Desenvolvimento Sustentável e Meio Ambiente

6

de
julho

O desafio do crescimento.

A análise da notícia é um exercício que jamais deveria deixar de ser praticado por todos os cidadãos do planeta.  Sem esta análise mais aprofundada as notícias perdem muito da sua substância. Muitas vezes, a mensagem verdadeira não pode ser percebida através da simples decodificação da linguagem escrita. É a notícia por detrás da notícia.
 Neste sentido, vamos desenvolver um pouco sobre um assunto recorrente nos noticiários nesses tempos de generalizada turbulência econômica: a necessidade de crescimento econômico das nações.
 Crescer, crescer, crescer. Mas o que é esse tal de crescimento mundial?
 Talvez um Campeonato Mundial do Crescimento esteja em curso. Podem pensar alguns. Ou será que as nações estão lutando pelo seu crescimento com vistas a concorrerem a assentos definitivos em algum organismo de controle internacional?
 Simplificando os porquês, podemos dizer que as nações precisam crescer economicamente para suprir as necessidades de sua igualmente crescente população.
  Com mais pessoas, aumenta a demanda por mais bens. Mais pessoas também demandam mais vagas nos estabelecimentos de educação e de saúde. E agora, o aspecto mais delicado desta situação: Mais pessoas demandam mais oportunidades de trabalho.
 E já que esta obrigação de crescer é um reflexo do crescimento populacional-crescimento este sem nenhum controle efetivo-, as nações estão preparando sua infraestrutura para os efeitos inerentes do aumento da pressão humana.
 As cidades precisam sofrer várias adaptações. Suas vias precisam estar preparadas para receber mais veículos, os sistemas de abastecimento de água e coleta de esgoto precisarão ter suas capacidades avaliadas e suas redes precisarão alcançar regiões cada vez mais distantes dos centros urbanos.

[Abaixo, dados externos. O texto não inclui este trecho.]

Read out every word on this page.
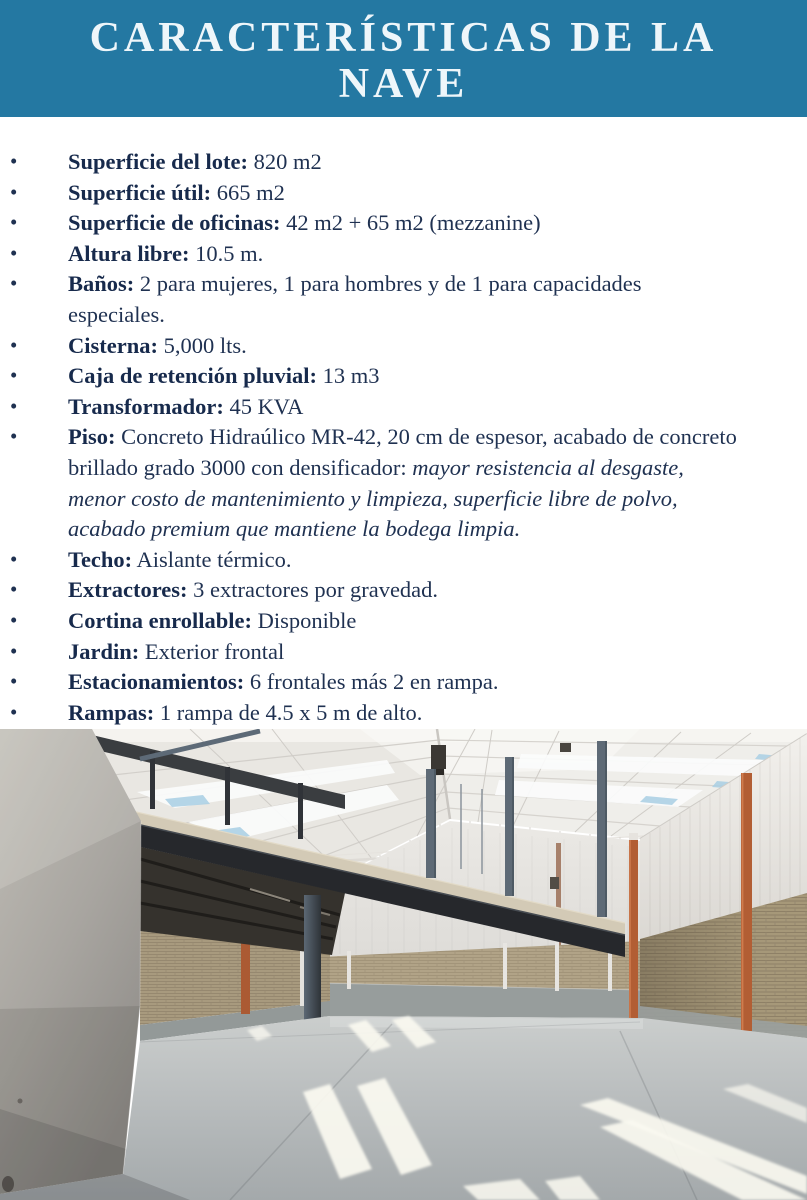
CARACTERÍSTICAS DE LA
NAVE
• Superficie del lote: 820 m2
• Superficie útil: 665 m2
• Superficie de oficinas: 42 m2 + 65 m2 (mezzanine)
• Altura libre: 10.5 m.
• Baños: 2 para mujeres, 1 para hombres y de 1 para capacidades especiales.
• Cisterna: 5,000 lts.
• Caja de retención pluvial: 13 m3
• Transformador: 45 KVA
• Piso: Concreto Hidraúlico MR-42, 20 cm de espesor, acabado de concreto brillado grado 3000 con densificador: mayor resistencia al desgaste, menor costo de mantenimiento y limpieza, superficie libre de polvo, acabado premium que mantiene la bodega limpia.
• Techo: Aislante térmico.
• Extractores: 3 extractores por gravedad.
• Cortina enrollable: Disponible
• Jardin: Exterior frontal
• Estacionamientos: 6 frontales más 2 en rampa.
• Rampas: 1 rampa de 4.5 x 5 m de alto.
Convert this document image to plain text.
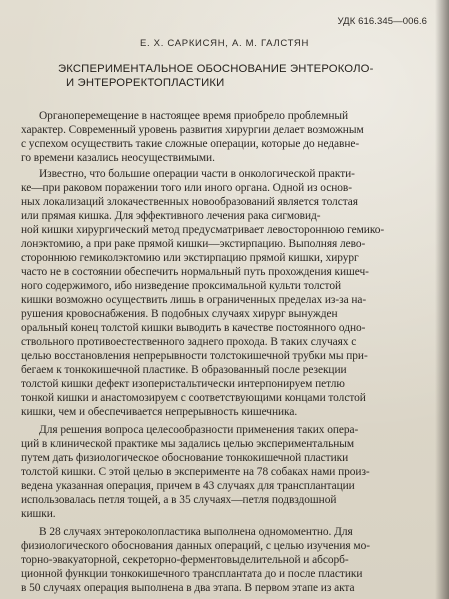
УДК 616.345—006.6
Е. Х. САРКИСЯН, А. М. ГАЛСТЯН
ЭКСПЕРИМЕНТАЛЬНОЕ ОБОСНОВАНИЕ ЭНТЕРОКОЛО-
И ЭНТЕРОРЕКТОПЛАСТИКИ
Органоперемещение в настоящее время приобрело проблемный
характер. Современный уровень развития хирургии делает возможным
с успехом осуществить такие сложные операции, которые до недавне-
го времени казались неосуществимыми.
Известно, что большие операции части в онкологической практи-
ке—при раковом поражении того или иного органа. Одной из основ-
ных локализаций злокачественных новообразований является толстая
или прямая кишка. Для эффективного лечения рака сигмовид-
ной кишки хирургический метод предусматривает левостороннюю гемико-
лонэктомию, а при раке прямой кишки—экстирпацию. Выполняя лево-
стороннюю гемиколэктомию или экстирпацию прямой кишки, хирург
часто не в состоянии обеспечить нормальный путь прохождения кишеч-
ного содержимого, ибо низведение проксимальной культи толстой
кишки возможно осуществить лишь в ограниченных пределах из-за на-
рушения кровоснабжения. В подобных случаях хирург вынужден
оральный конец толстой кишки выводить в качестве постоянного одно-
ствольного противоестественного заднего прохода. В таких случаях с
целью восстановления непрерывности толстокишечной трубки мы при-
бегаем к тонкокишечной пластике. В образованный после резекции
толстой кишки дефект изоперистальтически интерпонируем петлю
тонкой кишки и анастомозируем с соответствующими концами толстой
кишки, чем и обеспечивается непрерывность кишечника.
Для решения вопроса целесообразности применения таких опера-
ций в клинической практике мы задались целью экспериментальным
путем дать физиологическое обоснование тонкокишечной пластики
толстой кишки. С этой целью в эксперименте на 78 собаках нами произ-
ведена указанная операция, причем в 43 случаях для трансплантации
использовалась петля тощей, а в 35 случаях—петля подвздошной
кишки.
В 28 случаях энтероколопластика выполнена одномоментно. Для
физиологического обоснования данных операций, с целью изучения мо-
торно-эвакуаторной, секреторно-ферментовыделительной и абсорб-
ционной функции тонкокишечного трансплантата до и после пластики
в 50 случаях операция выполнена в два этапа. В первом этапе из акта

Novos estabelecimentos comerciais e industriais demandarão mais investimentos em geração e distribuição de energia.
 E isso resultará em maior pressão sobre os recursos naturais, a saber, combustível, água e minerais.
 E é neste momento que nossa consciência ambiental entra em ação.
 Como não podemos frear o crescimento populacional mundial, podemos atuar na diminuição dos seus efeitos negativos sobre a vida na Terra.
 As políticas públicas deveriam dedicar capítulo especial para o desenvolvimento e o apoio a iniciativas que buscam o reuso e a reciclagem dos materiais. A atividade dos catadores autônomos e suas cooperativas, além das empresas que processam os materiais recolhidos deveriam receber incentivos oficiais uma vez que garantem matéria-prima alternativa para as indústrias.
 Além de reduzir os impactos sobre o meio ambiente natural causados pela extração mineral, a utilização de materiais reprocessados reduz o consumo de energia no processo produtivo.
 O reuso e a reciclagem dos resíduos também reduz a necessidade da sua destinação para aterros sanitários.
 A construção de equipamentos que utilizam a energia solar deveria receber incentivos fiscais para baratear seus custos e permitir o acesso de maior parcela da população. Com menores preços a demanda atual e também a demanda futura tenderiam a migrar para esta tecnologia limpa.
 O maior desafio é provocar o convencimento dos nossos legisladores e governantes para a necessidade urgente de criar e implementar mecanismos que incentivem e regulem atividades que garantam o desenvolvimento e, ao mesmo tempo, reduzam os impactos sobre o meio ambiente. Isso é desenvolvimento sustentável. Esta é a nossa utopia.